Today I went to the David Bowie Is exhibition at the Victoria & Albert Museum in London. I booked the tickets so long ago I almost forgot about it entirely but I’m very glad I didn’t.
The exhibition is interactive, on entering you are given a headset which understands where you are and plays the appropriate music or interview. It is very clever and I was impressed how well it worked given the number of people taking in the exhibit at the same time.
The exhibition consisted of interviews and archive footage of Bowie throughout his career from being 17 and campaigning about the prevention of cruelty to men with long hair to the present day.
There were also examples of his drawings and sketches together with hand written lyrics for some of his best known songs. Standing listening to Bowie singing Starman whilst you read the handwritten lyrics line by line was an unusual experience.

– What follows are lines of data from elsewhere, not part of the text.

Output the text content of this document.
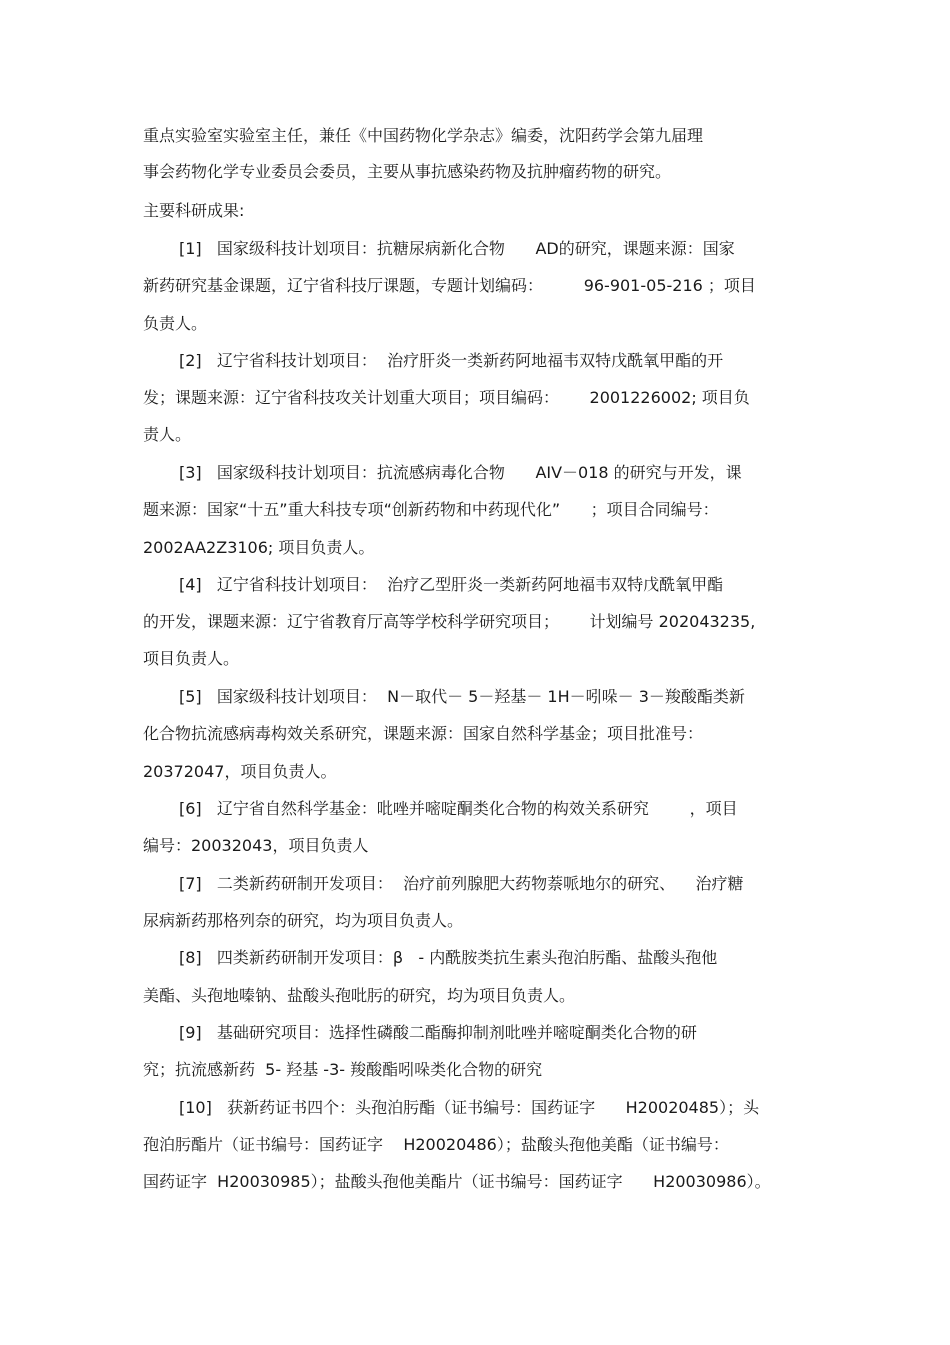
重点实验室实验室主任，兼任《中国药物化学杂志》编委，沈阳药学会第九届理
事会药物化学专业委员会委员，主要从事抗感染药物及抗肿瘤药物的研究。
主要科研成果:
[1]   国家级科技计划项目：抗糖尿病新化合物      AD的研究，课题来源：国家
新药研究基金课题，辽宁省科技厅课题，专题计划编码：        96-901-05-216 ；项目
负责人。
[2]   辽宁省科技计划项目：  治疗肝炎一类新药阿地福韦双特戊酰氧甲酯的开
发；课题来源：辽宁省科技攻关计划重大项目；项目编码：      2001226002; 项目负
责人。
[3]   国家级科技计划项目：抗流感病毒化合物      AIV－018 的研究与开发，课
题来源：国家“十五”重大科技专项“创新药物和中药现代化”      ；项目合同编号：
2002AA2Z3106; 项目负责人。
[4]   辽宁省科技计划项目：  治疗乙型肝炎一类新药阿地福韦双特戊酰氧甲酯
的开发，课题来源：辽宁省教育厅高等学校科学研究项目；      计划编号 202043235,
项目负责人。
[5]   国家级科技计划项目：  N－取代－ 5－羟基－ 1H－吲哚－ 3－羧酸酯类新
化合物抗流感病毒构效关系研究，课题来源：国家自然科学基金；项目批准号：
20372047，项目负责人。
[6]   辽宁省自然科学基金：吡唑并嘧啶酮类化合物的构效关系研究        ，项目
编号：20032043，项目负责人
[7]   二类新药研制开发项目：  治疗前列腺肥大药物萘哌地尔的研究、    治疗糖
尿病新药那格列奈的研究，均为项目负责人。
[8]   四类新药研制开发项目：β   - 内酰胺类抗生素头孢泊肟酯、盐酸头孢他
美酯、头孢地嗪钠、盐酸头孢吡肟的研究，均为项目负责人。
[9]   基础研究项目：选择性磷酸二酯酶抑制剂吡唑并嘧啶酮类化合物的研
究；抗流感新药  5- 羟基 -3- 羧酸酯吲哚类化合物的研究
[10]   获新药证书四个：头孢泊肟酯（证书编号：国药证字      H20020485）；头
孢泊肟酯片（证书编号：国药证字    H20020486）；盐酸头孢他美酯（证书编号：
国药证字  H20030985）；盐酸头孢他美酯片（证书编号：国药证字      H20030986）。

There was information on some of his best known costumes, where he got the inspiration for them and even a copy of a dressmaking book containing his measurements. I loved seeing the costumes, some of which I recall seeing on TV or in pictures but seeing them up close was different, they are a slightly different colour or you see something with more detail than before. I loved the Alexander McQueen Union Jack coat, if I hadn’t seen it up close I might not have seen all the small tears in the fabric which added to the look.
The insight into how David works was very interesting. The way he draws inspiration from what he is reading, films, TV, music and art. He sees more in the world than most people and that can only be a good thing.

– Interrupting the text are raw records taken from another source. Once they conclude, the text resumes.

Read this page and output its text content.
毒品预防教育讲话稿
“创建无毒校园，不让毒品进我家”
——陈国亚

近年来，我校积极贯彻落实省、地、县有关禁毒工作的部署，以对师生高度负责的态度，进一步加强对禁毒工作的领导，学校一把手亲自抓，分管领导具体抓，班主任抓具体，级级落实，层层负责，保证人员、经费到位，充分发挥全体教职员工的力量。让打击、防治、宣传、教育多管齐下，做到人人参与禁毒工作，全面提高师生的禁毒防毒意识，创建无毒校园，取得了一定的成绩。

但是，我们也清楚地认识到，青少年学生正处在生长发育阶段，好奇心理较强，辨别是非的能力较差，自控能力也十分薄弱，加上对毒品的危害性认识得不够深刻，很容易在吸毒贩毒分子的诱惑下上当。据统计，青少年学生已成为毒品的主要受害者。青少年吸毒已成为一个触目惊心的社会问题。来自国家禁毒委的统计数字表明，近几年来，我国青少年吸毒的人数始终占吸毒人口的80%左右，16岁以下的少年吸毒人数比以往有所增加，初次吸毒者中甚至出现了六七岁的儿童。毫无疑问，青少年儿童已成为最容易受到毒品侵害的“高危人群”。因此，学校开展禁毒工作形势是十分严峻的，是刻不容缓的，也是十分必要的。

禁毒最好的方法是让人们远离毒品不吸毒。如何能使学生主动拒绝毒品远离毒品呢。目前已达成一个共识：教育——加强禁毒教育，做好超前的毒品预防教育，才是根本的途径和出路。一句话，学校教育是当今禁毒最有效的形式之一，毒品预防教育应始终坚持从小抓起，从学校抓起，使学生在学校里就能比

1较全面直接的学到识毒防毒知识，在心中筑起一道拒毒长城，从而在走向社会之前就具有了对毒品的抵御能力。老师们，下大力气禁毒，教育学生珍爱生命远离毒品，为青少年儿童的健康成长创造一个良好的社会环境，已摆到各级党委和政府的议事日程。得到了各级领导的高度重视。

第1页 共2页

The Victoria & Albert Museum is an interesting place to visit and I recommend it if you have never been. The architecture is wonderful, you don’t see many buildings like it.
The exhibit was located near the inner courtyard which was full of people sitting on the grass enjoying the sun and children swimming in the water area. It’s nice to see people making the most of the weather and the facilities on offer.
We crossed the courtyard to find the way out when we came across the food area. Walking along the corridor to find the exit I came across a room with an incredible ceiling and bowed stained glass window. It stopped me in my tracks it was so stunning. It was one of the seating areas for the food stalls, next time I visit I will make sure I stop there for a bite to eat so I can fully take in the architecture.
I will definitely be spending more time visiting the museums in the area, If for nothing else that the fantastic architecture in the South Kensington area.
The modern buildings of today will never be as inspiring to me as the molded marble statues, high vaulted ceilings, gargoyles and stonework that our predecessors have left as a mark of their skill. Whilst modern architecture does have its own constraints and merit the ability to create a building as wonderful as the V&A with only rudimentary technology compared to that available today is something to be admired.